If the fourth ventricle is also dilated, in a pattern referred to as tetraventricular hydrocephalus, (Fig. 11.3), the assumption is that the sylvian aqueduct of is patent. This has historically been ascribed to the overproduction and/or underabsorption of CSF, and it is referred to as communicating hydrocephalus; however, this term is often inaccurately applied and misleading. Many patients with a tetraventricular hydrocephalus actually do have an obstruction, with arachnoid webs or membranes obstructing the outflow of CSF from the fourth ventricle (Fig. 11.3). A persistent Blake’s-pouch cyst without fenestration is a consideration for a fourth ventricular outflow obstruction. It is known that patients with meningeal irritation/inflammation from meningitis can have impaired CSF resorption resulting in tetraventricular ventriculomegaly, and they may possibly also have prominence of the extra-axial space. This prominence is more common in the neonate because of the ability of the neonatal skull to enlarge (Fig. 11.4).

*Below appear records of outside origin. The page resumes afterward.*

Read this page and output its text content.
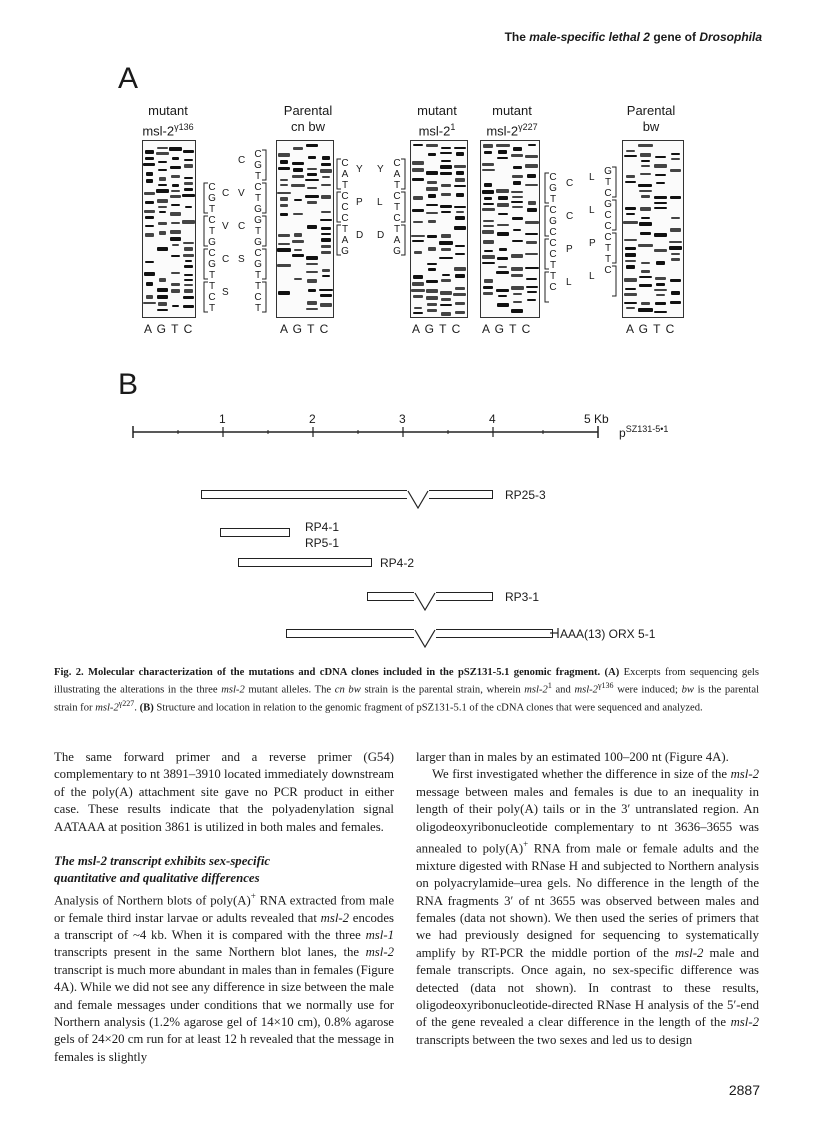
The male-specific lethal 2 gene of Drosophila
A
mutant
msl-$2^{\gamma 136}$
Parental
cn bw
mutant
msl-$2^1$
mutant
msl-$2^{\gamma 227}$
Parental
bw
A G T C	A G T C	A G T C A G T C	A G T C
C
G
T
C
T
G
C
G
T
T
C
T
C
G
T
C
T
G
G
T
G
C
G
T
T
C
T
C
A
T
C
C
C
T
A
G
C
A
T
C
T
C
T
A
G
C
G
T
C
G
C
C
C
T
T
C
G
T
C
G
C
C
C
T
T
C
C
V
C
S
C
V
C
S
Y
P
D
Y
L
D
C
C
P
L
L
L
P
L
B
1	2	3	4	5 Kb
$p^{SZ131-5•1}$
RP25-3
RP4-1
RP5-1
RP4-2
RP3-1
AAA(13) ORX 5-1
Fig. 2. Molecular characterization of the mutations and cDNA clones included in the pSZ131-5.1 genomic fragment. (A) Excerpts from sequencing gels illustrating the alterations in the three msl-2 mutant alleles. The cn bw strain is the parental strain, wherein msl-$2^1$ and msl-$2^{\gamma 136}$ were induced; bw is the parental strain for msl-$2^{\gamma 227}$. (B) Structure and location in relation to the genomic fragment of pSZ131-5.1 of the cDNA clones that were sequenced and analyzed.

The same forward primer and a reverse primer (G54) complementary to nt 3891–3910 located immediately downstream of the poly(A) attachment site gave no PCR product in either case. These results indicate that the polyadenylation signal AATAAA at position 3861 is utilized in both males and females.

The msl-2 transcript exhibits sex-specific
quantitative and qualitative differences

Analysis of Northern blots of poly(A)+ RNA extracted from male or female third instar larvae or adults revealed that msl-2 encodes a transcript of ~4 kb. When it is compared with the three msl-1 transcripts present in the same Northern blot lanes, the msl-2 transcript is much more abundant in males than in females (Figure 4A). While we did not see any difference in size between the male and female messages under conditions that we normally use for Northern analysis (1.2% agarose gel of 14×10 cm), 0.8% agarose gels of 24×20 cm run for at least 12 h revealed that the message in females is slightly

larger than in males by an estimated 100–200 nt (Figure 4A).

We first investigated whether the difference in size of the msl-2 message between males and females is due to an inequality in length of their poly(A) tails or in the 3′ untranslated region. An oligodeoxyribonucleotide complementary to nt 3636–3655 was annealed to poly(A)+ RNA from male or female adults and the mixture digested with RNase H and subjected to Northern analysis on polyacrylamide–urea gels. No difference in the length of the RNA fragments 3′ of nt 3655 was observed between males and females (data not shown). We then used the series of primers that we had previously designed for sequencing to systematically amplify by RT-PCR the middle portion of the msl-2 male and female transcripts. Once again, no sex-specific difference was detected (data not shown). In contrast to these results, oligodeoxyribonucleotide-directed RNase H analysis of the 5′-end of the gene revealed a clear difference in the length of the msl-2 transcripts between the two sexes and led us to design

2887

Hydrocephalus with isolated enlargement of the subarachnoid space without signs of ventricular enlargement has been referred to as external hydrocephalus. This term is confusing and often mistakenly applied; most patients suspected of having this condition actually have normal pressures and instead have a condition known as benign enlargement of the subarachnoid spaces of infancy (BESSI) (further described below) (Fig. 11.5).
Similarly, it is possible for a patient to have enlarged ventricles (ventriculomegaly) without having any abnormal CSF pressures or imbalance in CSF production/transit/resorption. The most common setting in which this is encountered is that of juxtaventricular parenchymal volume loss, which results in ex-vacuo enlargement of the ventricular system (Fig. 11.6). This is a situation in which ventriculomegaly can exist without hydrocephalus, a condition that would not benefit from procedures for diverting CSF flow, such as the placement of a ventriculoperitoneal (VP) shunt. However, a common cause of parenchymal volume loss in children is prior germinal matrix hemorrhage and/or white-matter disease of prematurity, which themselves can result in hydrocephalus. Therefore, a patient can have hydrocephalus superimposed upon ex-vacuo ventriculomegaly. Differentiation between the conditions can be challenging; however, it is important to be aware that because pure ex-vacuo ventriculomegaly is associated with normal intraventricular pressures, there will be no evidence of abnormal splaying of the third ventricular recesses and the sylvian aqueduct should be patent.
An additional and more complicated type of hydrocephalus is complex post hemorrhagic hydrocephalus, which is commonly encountered in premature infants. In addition to obstruction of the sylvian aqueduct, this condition may include loculated membranes and adhesions within the lateral ventricles, possibly requiring either cyst fenestration or the placement of separate shunt catheters within each lateral ventricle (Fig. 11.7).